Lazily relying on a simple yardstick — the Google Trends index, which counts how many times Google users searched for a given person in a given month — the Ph.D. students also scientifically prove that I have a really high reputation. They have me at third only to the late Roger Ebert and his "At the Movies" colleague Michael Phillips.

Trust me when I say: This is the first time anyone's ever said that, either.

According to a formula that covers the years 2004-13, my Google-search-based reputation is 40, Ebert's is 1,100 — and New York Times critic A.O. Scott's is 6. Really? My reputation is six times higher than his? I look forward to the Acad♠♥émie Francaise paper that scientifically proves the genius of Jerry Lewis. Charles Manson has a lot more Google searches than I do. Does he have a higher reputation?

In the wacky logic of the paper, which is written in abstruse jargon that doesn't easily lend itself to brief quotation, high-reputation critics have the most incentive to lie. If we're not sure about a movie, we ding it, which means no one goes to see it, which means no one will know we were lying.

"The incentive for the expert to overreport the low signal to obfuscate the realization of the state of the world is stronger for highly reputed experts whose recommendation can change more dramatically the consumers' updated prior on the quality and then influence more their purchasing decisions," says the paper.

In other words, a pan from me and Americans reroute their weekends away from the multiplex. That explains why "The Lego Movie," "Guardians of the Galaxy" and "We're the Millers" flopped.

I confess I don't understand the mathematical equations in the paper, which to me look like a box of spilled toothpicks, but I apply the cold calculus of GIGO: Garbage In, Garbage Out.

The underlying assumptions of the paper are simply false. "The career of these reviewers," the authors state, "is built on their reputation for accuracy." No it isn't. I'm not a "financial analyst," a gig they seem to think is equivalent. If I were supposed to trim my sails to the box-office or critical winds, I would have been fired around about the time I said I didn't like "Sherlock Holmes."

Moreover, the paper's assessment of whether a critic is truthful depends on something called "priors," a complex yet silly formula involving the budget of a film, whether it's a sequel, how many screens it's released on and other factors, all of which are tossed into a big equation bouillabaisse that gives the authors magical mind-reading powers.
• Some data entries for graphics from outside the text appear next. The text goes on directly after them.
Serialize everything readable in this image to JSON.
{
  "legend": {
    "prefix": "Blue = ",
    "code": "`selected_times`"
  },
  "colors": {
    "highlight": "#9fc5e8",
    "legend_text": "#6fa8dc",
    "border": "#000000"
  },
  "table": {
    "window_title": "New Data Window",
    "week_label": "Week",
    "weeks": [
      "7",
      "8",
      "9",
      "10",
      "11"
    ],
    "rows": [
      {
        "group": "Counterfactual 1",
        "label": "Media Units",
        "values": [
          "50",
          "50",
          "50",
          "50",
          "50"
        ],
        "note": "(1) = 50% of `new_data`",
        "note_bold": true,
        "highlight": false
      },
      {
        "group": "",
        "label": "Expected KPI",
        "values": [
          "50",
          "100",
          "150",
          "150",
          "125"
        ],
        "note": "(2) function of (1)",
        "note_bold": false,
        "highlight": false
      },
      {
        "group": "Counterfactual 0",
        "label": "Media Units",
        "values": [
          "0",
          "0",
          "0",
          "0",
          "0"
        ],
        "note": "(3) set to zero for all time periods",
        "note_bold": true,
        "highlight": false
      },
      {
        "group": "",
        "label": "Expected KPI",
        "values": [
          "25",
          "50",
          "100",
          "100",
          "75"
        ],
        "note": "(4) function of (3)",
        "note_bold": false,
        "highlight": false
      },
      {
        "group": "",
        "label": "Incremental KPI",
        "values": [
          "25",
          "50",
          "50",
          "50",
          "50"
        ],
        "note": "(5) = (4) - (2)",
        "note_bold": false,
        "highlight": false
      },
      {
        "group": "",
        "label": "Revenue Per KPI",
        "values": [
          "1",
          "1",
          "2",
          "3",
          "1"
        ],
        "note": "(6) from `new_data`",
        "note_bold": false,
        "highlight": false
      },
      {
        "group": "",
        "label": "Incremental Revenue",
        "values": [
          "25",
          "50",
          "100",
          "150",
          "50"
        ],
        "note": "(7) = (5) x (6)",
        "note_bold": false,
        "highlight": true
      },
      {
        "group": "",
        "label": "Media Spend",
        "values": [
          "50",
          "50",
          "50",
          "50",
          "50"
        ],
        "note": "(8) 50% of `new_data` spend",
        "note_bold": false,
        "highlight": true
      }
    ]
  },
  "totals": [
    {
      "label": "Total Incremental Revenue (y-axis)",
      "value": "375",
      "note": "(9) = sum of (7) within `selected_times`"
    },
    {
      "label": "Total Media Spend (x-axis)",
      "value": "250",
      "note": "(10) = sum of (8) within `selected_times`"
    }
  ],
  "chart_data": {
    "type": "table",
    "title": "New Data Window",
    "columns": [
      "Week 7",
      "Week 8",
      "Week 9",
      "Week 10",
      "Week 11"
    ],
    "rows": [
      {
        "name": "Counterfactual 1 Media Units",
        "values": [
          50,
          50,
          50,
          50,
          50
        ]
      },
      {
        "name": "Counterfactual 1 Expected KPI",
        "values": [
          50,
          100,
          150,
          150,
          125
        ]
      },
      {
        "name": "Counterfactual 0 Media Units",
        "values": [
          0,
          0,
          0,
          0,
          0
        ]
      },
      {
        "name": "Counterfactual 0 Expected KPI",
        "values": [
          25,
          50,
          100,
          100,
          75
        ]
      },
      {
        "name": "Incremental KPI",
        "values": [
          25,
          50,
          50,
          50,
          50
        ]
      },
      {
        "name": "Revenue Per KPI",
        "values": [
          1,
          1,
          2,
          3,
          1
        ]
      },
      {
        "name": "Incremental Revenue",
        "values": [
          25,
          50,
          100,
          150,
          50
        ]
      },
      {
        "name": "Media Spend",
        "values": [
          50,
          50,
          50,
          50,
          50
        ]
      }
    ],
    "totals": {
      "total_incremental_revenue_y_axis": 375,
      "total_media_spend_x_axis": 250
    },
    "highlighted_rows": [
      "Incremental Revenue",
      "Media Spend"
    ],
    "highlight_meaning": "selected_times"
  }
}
They claim that these figures enable them to rule whether we critics expected to like a movie before seeing it.

Another problem: There is also no empirical way to assess the quality of a film. You can call me a liar if I say nine times five is 6,286, but not if I say "Inherent Vice" is a bore. It's just my opinion.

The paper essentially is a long-winded way of saying that since, among 35 film critics surveyed I am the one least likely to agree with the overall score on the review-aggregation site Rotten Tomatoes (63%, while the others were mostly in the 70s) that I must lie the most. And I'm doing it so people will love me.

That isn't my understanding of how honesty works. If you're the only one in the room who tells the Robinsons their new baby is ugly, it's more likely you are incorrigibly honest than trying to ingratiate yourself.

It sounds like a lot of effort, coming up with fake opinions and writing detailed arguments to back them up all the time.

Secretly I love all those plodding, plotless arthouse dramas I panned as tedious miserabilism? Hey, maybe I'm also a closeted Al Franken-loving liberal.

If the French students had called me, I would have told them that their thesis sounds completely exhausting. If I'd wanted to work for a living, I wouldn't have become a film critic.